Most people gave up on Grey’s Anatomy years ago. Every single one of them was wrong to do so. The Shonda Rhimes medical drama has gotten better and better since the epic slump of seasons 4 and 5 to become the well-paced, consistently engaging, excellently cast tragicomedy it is today. While the drama is still melodramatic, the characters are much more richly drawn than they used to be, a lot more mature across the board. But where the series has really been excelling of late is in the comedy. It doesn’t take itself too seriously, a welcome relief after so many years of behind-the-scenes drama and “emotional’ ferry crashes. Last week’s fantastic tribute to the men of the show (seriously, the women barely appeared at all) was stellar, but this week’s classic return to form was every bit as good. Here’s a sampling of some of my favourite things Grey’s included this week:
– Teddy Altman. The best cast addition since Hunt’s heroic season 5 entrance, Teddy has quickly become my favourite female character on the show. She’s smart and feisty, funny as all get-out, tough as balls and a complete empathetic softy at heart. One of the few true teachers at Seattle Grace, Teddy’s quest to bring out the greatness in Christina has been a joy to watch, I’ll be sad to see it come to an end after this week’s breakthrough. But her romance with her new husband gives the excellent Kim Raver plenty of story to tell.
– Company softball. Hyper-competitive people who are inexperienced athletes make for the most entertaining of softball players. So a company of distracted surgeons led by their former marine Chief of Surgery on half an hour practice was a hoot and a half. Add in two outfielders who spend their time drinking, cloud gazing and gossiping and you’ve got a recipe for one hell of an episode. Almost every workplace show has done the tournament, and every time it’s a winner.

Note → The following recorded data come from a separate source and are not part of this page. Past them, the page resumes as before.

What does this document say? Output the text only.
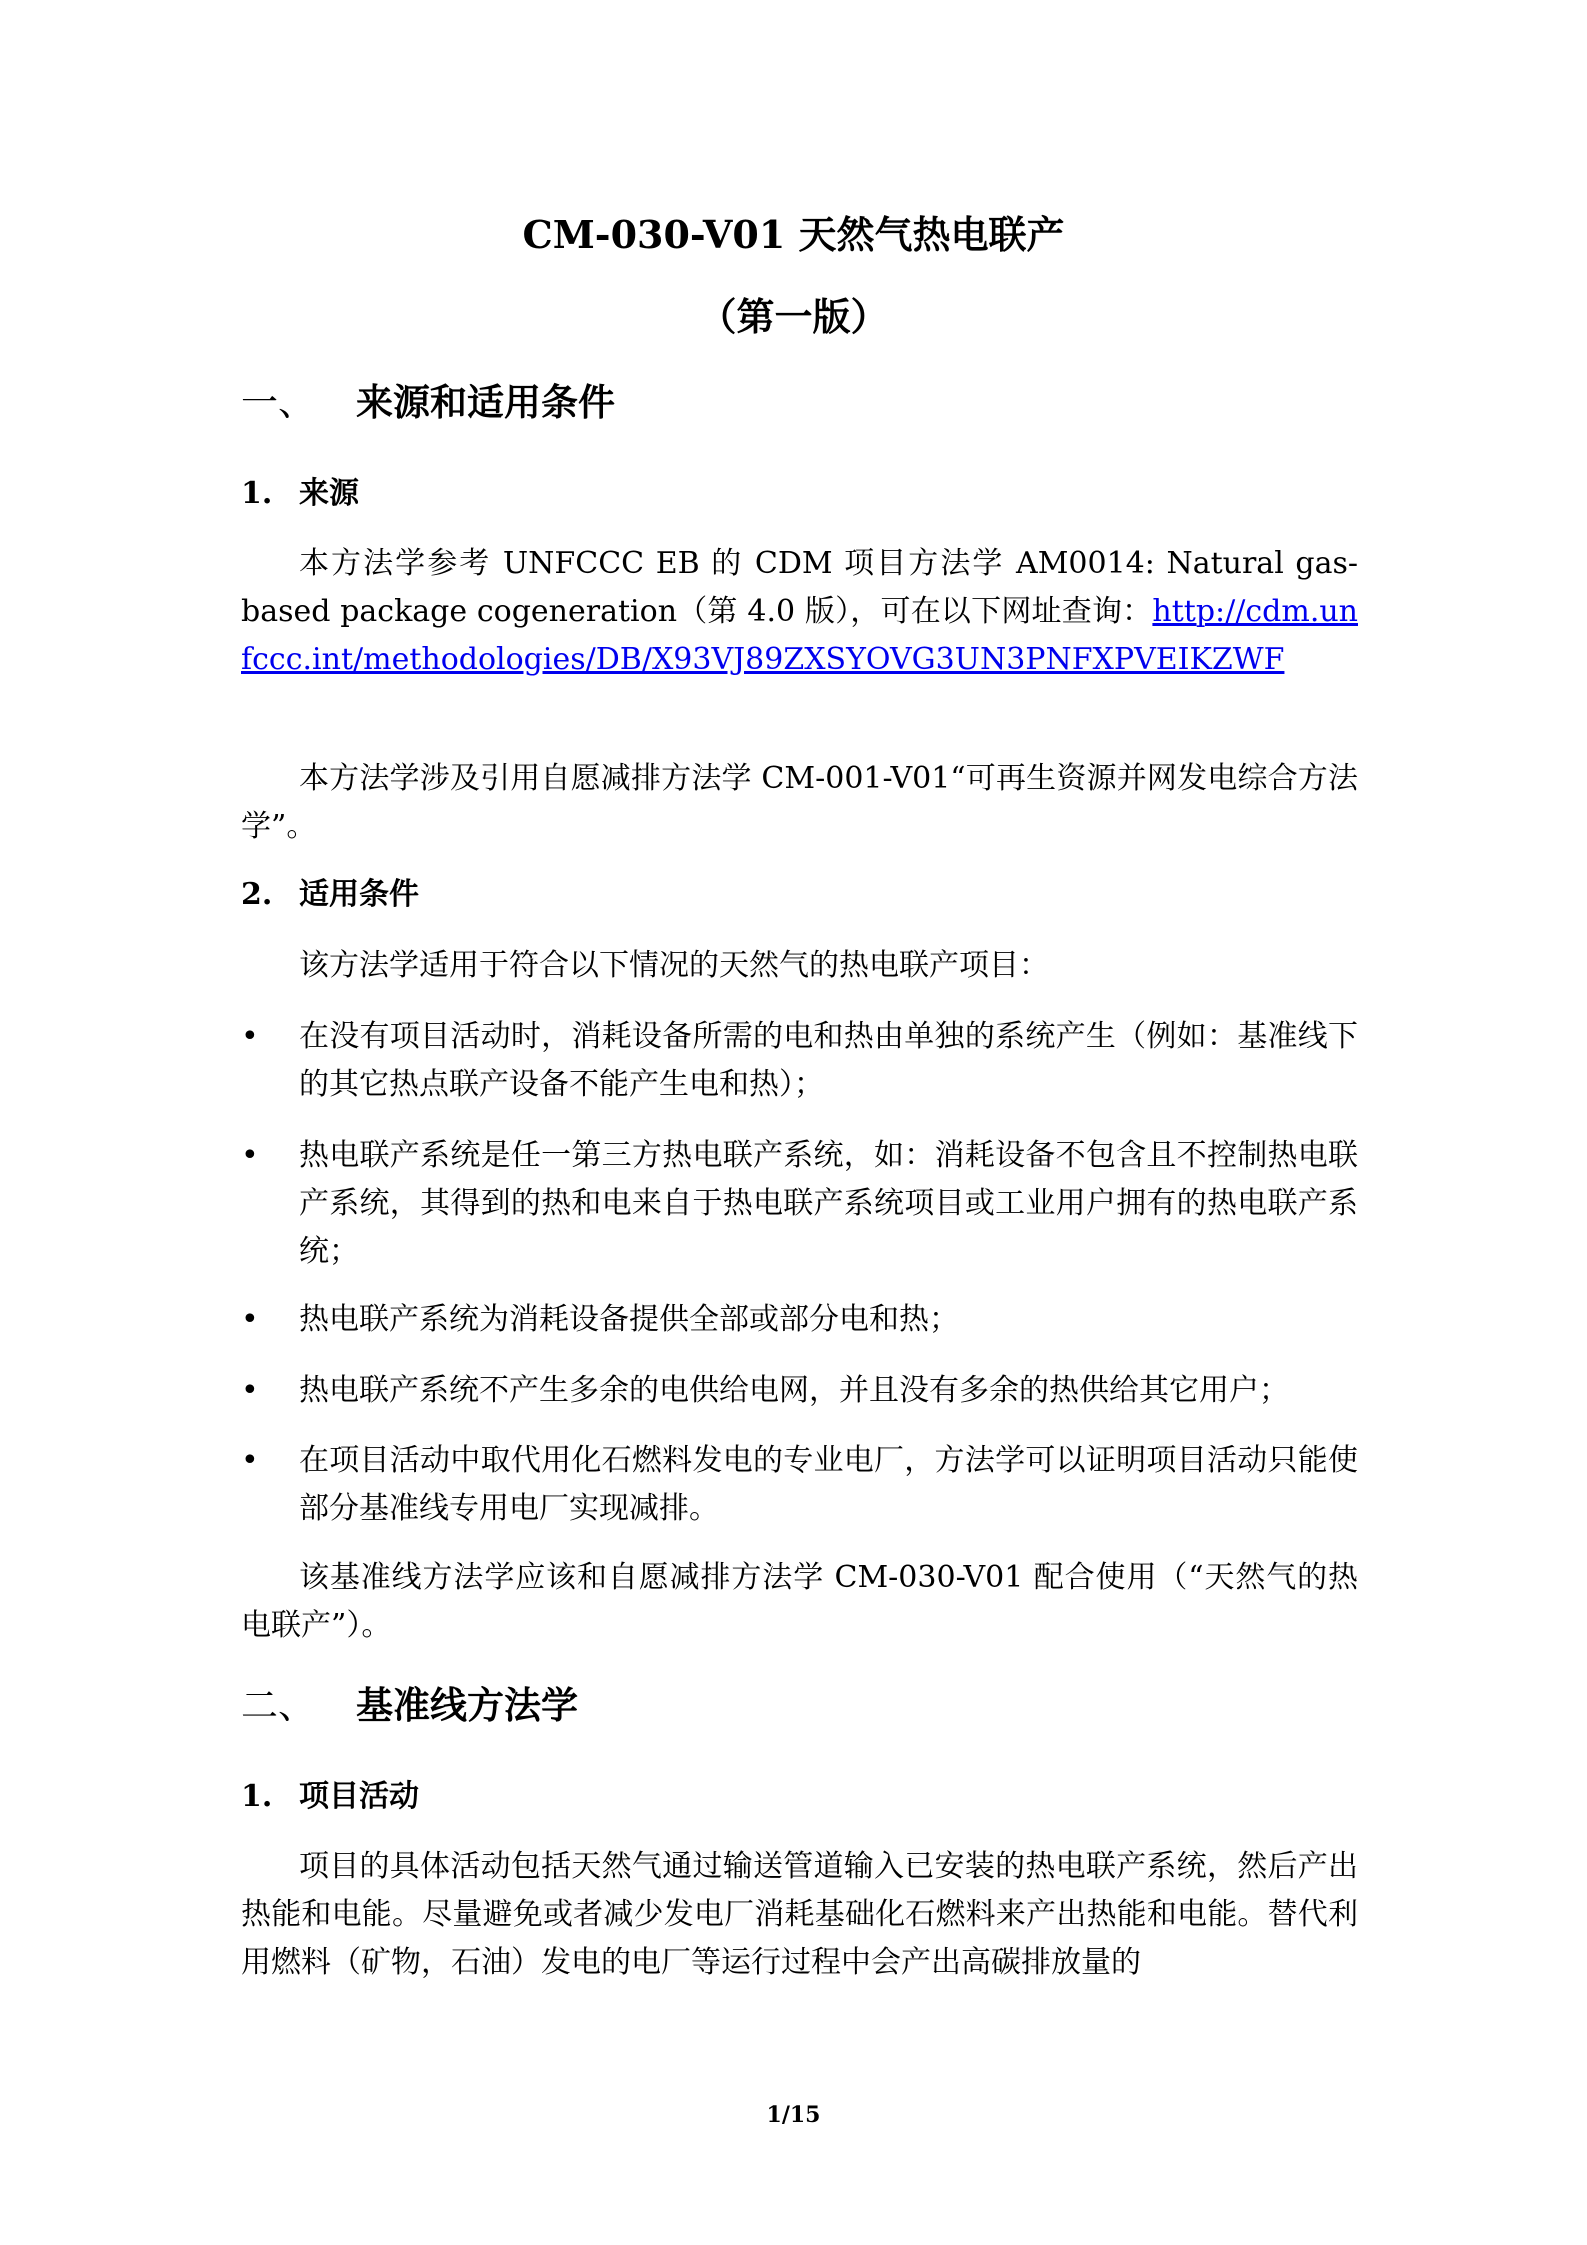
CM-030-V01 天然气热电联产
（第一版）
一、 来源和适用条件
1. 来源

本方法学参考 UNFCCC EB 的 CDM 项目方法学 AM0014: Natural gas-based package cogeneration（第 4.0 版），可在以下网址查询：http://cdm.unfccc.int/methodologies/DB/X93VJ89ZXSYOVG3UN3PNFXPVEIKZWF

本方法学涉及引用自愿减排方法学 CM-001-V01“可再生资源并网发电综合方法学”。

2. 适用条件

该方法学适用于符合以下情况的天然气的热电联产项目：

•	在没有项目活动时，消耗设备所需的电和热由单独的系统产生（例如：基准线下的其它热点联产设备不能产生电和热）；
•	热电联产系统是任一第三方热电联产系统，如：消耗设备不包含且不控制热电联产系统，其得到的热和电来自于热电联产系统项目或工业用户拥有的热电联产系统；
•	热电联产系统为消耗设备提供全部或部分电和热；
•	热电联产系统不产生多余的电供给电网，并且没有多余的热供给其它用户；
•	在项目活动中取代用化石燃料发电的专业电厂，方法学可以证明项目活动只能使部分基准线专用电厂实现减排。

该基准线方法学应该和自愿减排方法学 CM-030-V01 配合使用（“天然气的热电联产”）。

二、 基准线方法学
1. 项目活动

项目的具体活动包括天然气通过输送管道输入已安装的热电联产系统，然后产出热能和电能。尽量避免或者减少发电厂消耗基础化石燃料来产出热能和电能。替代利用燃料（矿物，石油）发电的电厂等运行过程中会产出高碳排放量的

1/15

– Heroic Karev, especially the unsung heroic Karev. The brooding, sarcastic grump is one of the few remaining original characters and a longstanding favourite here at My TV. He’s also easily the most heroic of the many heroes in the hall of Seattle Grace. He’s always doing the right thing, helping out on the sly, putting himself on the line for people he might not even like very much and certainly isn’t often nice to (which is what made his betrayal of Meredith at the end of last season so shocking). As he surreptitiously (and riskily) helped out Meredith, Derek and (most notably) Zola this episode, Karev proved that his heroic side isn’t going anywhere any time soon. And true to form, only the audience knew he did anything at all.
– When Lexie’s a good doctor. The neurotic ingenue with terminally boring (not to mention repetitive) romantic drama is an incredibly capable surgeon with a photographic memory. As Shepherd’s new resident she’s finally getting a chance to play that a little more. Then she hit Sloan’s new girlfriend with a softball, but Rome wasn’t built in a day.
– When Callie does badass surgeries like reconstructing hands. I’ve always loved Callie, she’s been a favourite since the moment she showed up- big, weird and in love with the wrong man. Callie’s a badass, whether she’s standing up to her dad, dancing in her underwear, having wild sex with her platonic best friend in the on-call room or breaking bones for a living (literally). In episodes like this, where her oft-underappreciated specialty gets its proper highlight, she’s particularly badass. Callie rebuilt a hand this week, what did you do? Yeah, I thought so.
– Scott Foley. I love me some Scott Foley, always have. He’s just the cutest, sweetest, funniest Mr. Good Guy ever. Since Felicity demonstrated her horrible taste and picked Ben over Noel, Foley’s been bringing the adorable to more shows than I can count. His latest role, as Teddy’s monumentally ill new husband/Bailey’s clinical trial patient/Seattle Grace’s softball coach, is a definite winner. The writing win that saw him emotionally manipulating Teddy out of pitching, “Is this really how you want to spend our last few moments together?”, is just the sort of morbidly funny irony that makes the character great. He’s so great, in fact, that there’s no doubt in my mind that Shonda will have him dead probably in this season’s finale. Oh the humanity!
and finally, my last obsession that made an appearance in Grey’s this week is…
– Inspirational speeches. Especially sports-related ones. Particularly when delivered by Kevin McKidd. And when they’re undercut by the listeners and the admission that they have no hope of winning the game, they’re even better.